If there is one lesson I learned during the two years of my required home residency, it is this: success is always customized. We cannot be successful if we blindly follow other people’s success recipes. We cannot repeat somebody else’s success. But we can listen, observe, empathize and achieve success of our own. One of my favorite American mythologists Joseph Campbell in one of his interviews once said: “People have the notion of saving the world by shifting things around, changing the rules… No, no! Any world is a valid world if it’s alive. The thing to do is to bring life to it, and the only way to do that is to find in your own case where the life is and become alive yourself”.

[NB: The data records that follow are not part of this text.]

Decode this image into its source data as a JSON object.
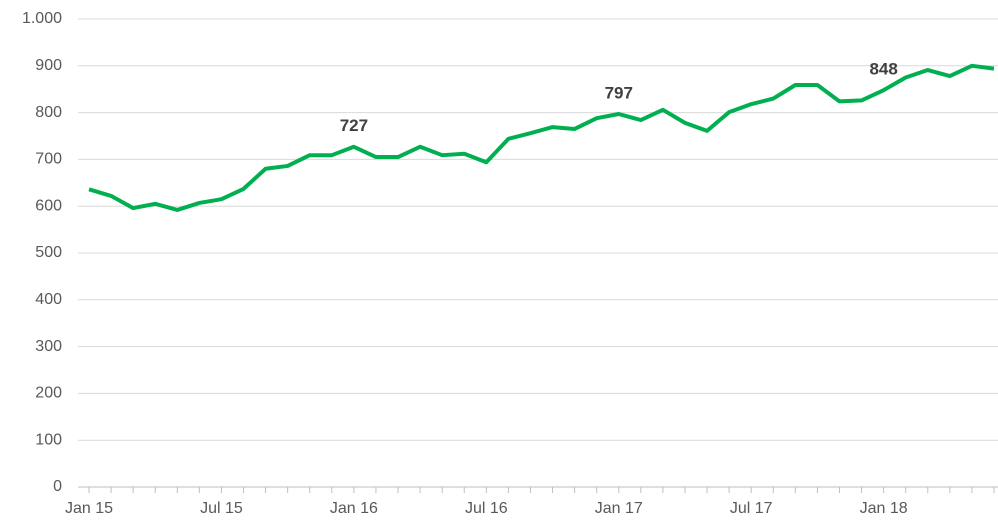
{
  "chart_data": {
    "type": "line",
    "categories": [
      "Jan 15",
      null,
      null,
      null,
      null,
      null,
      "Jul 15",
      null,
      null,
      null,
      null,
      null,
      "Jan 16",
      null,
      null,
      null,
      null,
      null,
      "Jul 16",
      null,
      null,
      null,
      null,
      null,
      "Jan 17",
      null,
      null,
      null,
      null,
      null,
      "Jul 17",
      null,
      null,
      null,
      null,
      null,
      "Jan 18",
      null,
      null,
      null,
      null,
      null
    ],
    "values": [
      636,
      622,
      596,
      605,
      592,
      607,
      615,
      637,
      680,
      686,
      709,
      709,
      727,
      705,
      705,
      727,
      709,
      712,
      694,
      744,
      756,
      769,
      765,
      788,
      797,
      784,
      806,
      778,
      761,
      801,
      818,
      830,
      859,
      859,
      824,
      826,
      848,
      875,
      891,
      878,
      900,
      894
    ],
    "value_labels": [
      null,
      null,
      null,
      null,
      null,
      null,
      null,
      null,
      null,
      null,
      null,
      null,
      "727",
      null,
      null,
      null,
      null,
      null,
      null,
      null,
      null,
      null,
      null,
      null,
      "797",
      null,
      null,
      null,
      null,
      null,
      null,
      null,
      null,
      null,
      null,
      null,
      "848",
      null,
      null,
      null,
      null,
      null
    ],
    "color": "#00b050",
    "ylim": [
      0,
      1000
    ],
    "yticks": [
      0,
      100,
      200,
      300,
      400,
      500,
      600,
      700,
      800,
      900,
      {
        "value": 1000,
        "label": "1.000"
      }
    ],
    "grid": true
  }
}
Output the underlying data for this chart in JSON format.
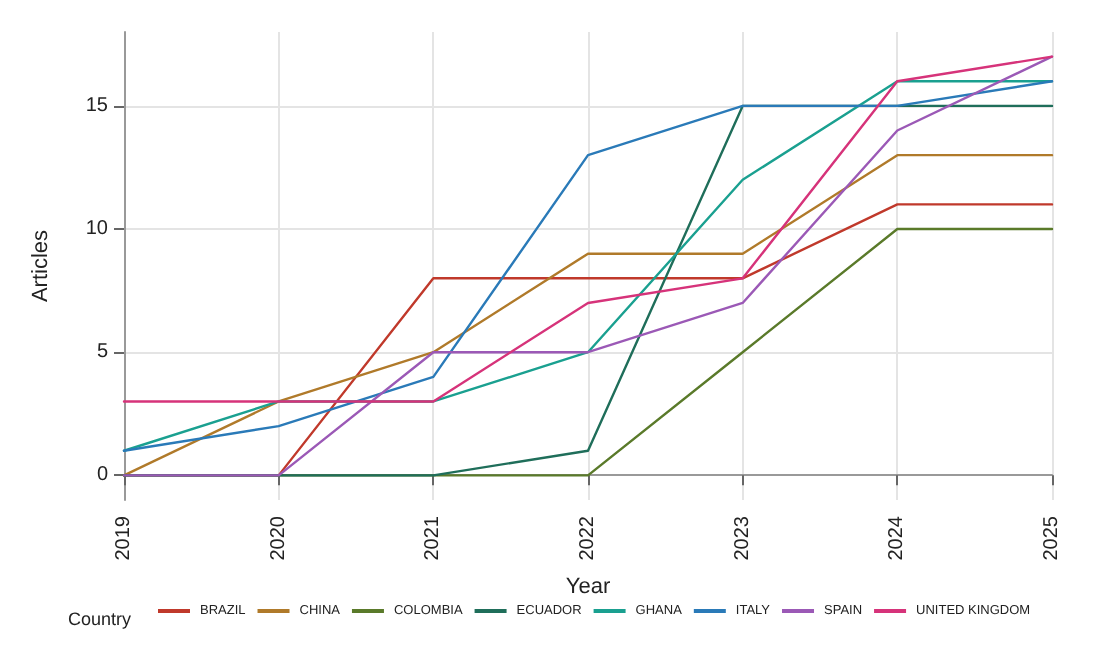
{
  "chart_data": {
    "type": "line",
    "xlabel": "Year",
    "ylabel": "Articles",
    "legend_title": "Country",
    "categories": [
      "2019",
      "2020",
      "2021",
      "2022",
      "2023",
      "2024",
      "2025"
    ],
    "series": [
      {
        "name": "BRAZIL",
        "color": "#c0392b",
        "values": [
          0,
          0,
          8,
          8,
          8,
          11,
          11
        ]
      },
      {
        "name": "CHINA",
        "color": "#b07a2a",
        "values": [
          0,
          3,
          5,
          9,
          9,
          13,
          13
        ]
      },
      {
        "name": "COLOMBIA",
        "color": "#5a7a2a",
        "values": [
          0,
          0,
          0,
          0,
          5,
          10,
          10
        ]
      },
      {
        "name": "ECUADOR",
        "color": "#1f6e5a",
        "values": [
          0,
          0,
          0,
          1,
          15,
          15,
          15
        ]
      },
      {
        "name": "GHANA",
        "color": "#1aa090",
        "values": [
          1,
          3,
          3,
          5,
          12,
          16,
          16
        ]
      },
      {
        "name": "ITALY",
        "color": "#2a7ab8",
        "values": [
          1,
          2,
          4,
          13,
          15,
          15,
          16
        ]
      },
      {
        "name": "SPAIN",
        "color": "#9b59b6",
        "values": [
          0,
          0,
          5,
          5,
          7,
          14,
          17
        ]
      },
      {
        "name": "UNITED KINGDOM",
        "color": "#d6337a",
        "values": [
          3,
          3,
          3,
          7,
          8,
          16,
          17
        ]
      }
    ],
    "ylim": [
      -1,
      18
    ],
    "yticks": [
      0,
      5,
      10,
      15
    ],
    "grid": true,
    "legend": "bottom",
    "marker": "none",
    "line_style": "solid"
  }
}
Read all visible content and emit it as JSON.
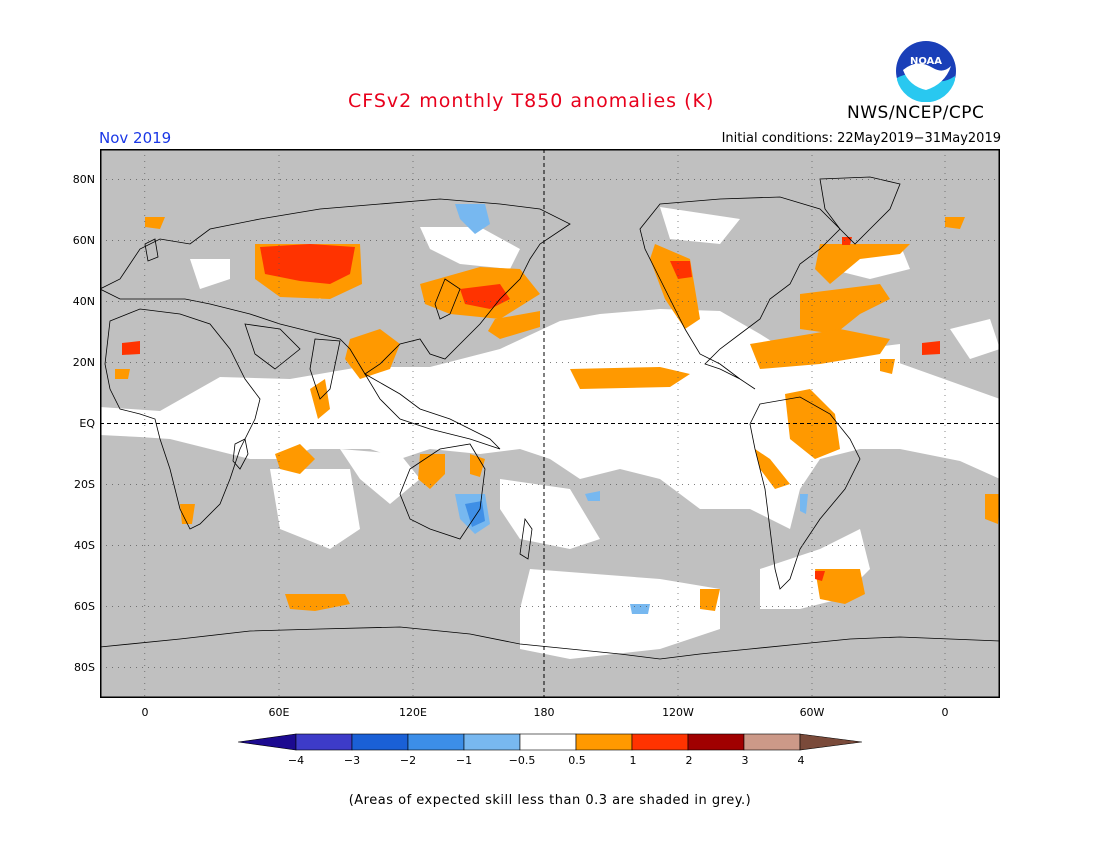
{
  "header": {
    "title": "CFSv2 monthly T850 anomalies (K)",
    "agency": "NWS/NCEP/CPC",
    "month": "Nov 2019",
    "initial_conditions": "Initial conditions: 22May2019−31May2019",
    "logo_text": "NOAA"
  },
  "map": {
    "projection": "equirectangular",
    "lon_range": [
      -20,
      382
    ],
    "lat_range": [
      -90,
      90
    ],
    "lat_labels": [
      "80N",
      "60N",
      "40N",
      "20N",
      "EQ",
      "20S",
      "40S",
      "60S",
      "80S"
    ],
    "lon_labels": [
      "0",
      "60E",
      "120E",
      "180",
      "120W",
      "60W",
      "0"
    ],
    "colors": {
      "low_skill": "#c0c0c0",
      "coast": "#000000",
      "class_0.5_1": "#ff9900",
      "class_1_2": "#ff3300",
      "class_neg_0.5": "#77b8f0",
      "class_neg_1": "#3f8fe6"
    }
  },
  "colorbar": {
    "labels": [
      "−4",
      "−3",
      "−2",
      "−1",
      "−0.5",
      "0.5",
      "1",
      "2",
      "3",
      "4"
    ],
    "colors": [
      "#1c0a90",
      "#3d3bc8",
      "#1a60d6",
      "#3c8ee8",
      "#78b8f0",
      "#ffffff",
      "#ff9900",
      "#ff3300",
      "#a00000",
      "#cc9988",
      "#7a4a3a"
    ]
  },
  "footnote": "(Areas of expected skill less than 0.3 are shaded in grey.)"
}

We cannot become alive solely by ourselves. We can only feel alive if we feel a deep, genuine, and reciprocal connection with other human beings. We often think that empathy will make us look weaker, that it’ll channel our strength to others leaving us with nothing. But in fact, empathizing with others empowers us to help them. In other words, it gives us a chance to change other people’s lives, and nothing can make us feel stronger, more self-confident, and more alive than that. Just think of it! How can you efficiently brief your team if you don’t understand how they listen to you? How can you write a compelling script if you don’t know what your audiences feel in their daily lives? How can you give a convincing speech if you haven’t put yourself in your listeners’ chairs? I dare you: if you happen to find yourself in a dead-end, put yourself in the position of the culprit of your problem. You’ll immediately know what you have to do to move forward. No matter what you are up to: running a business, negotiating a better price, or building a relationship, try walking in your clients’, colleagues’, or partners’ shoes if only for a second. You’ll see: it’ll change the way you run your business and your life forever.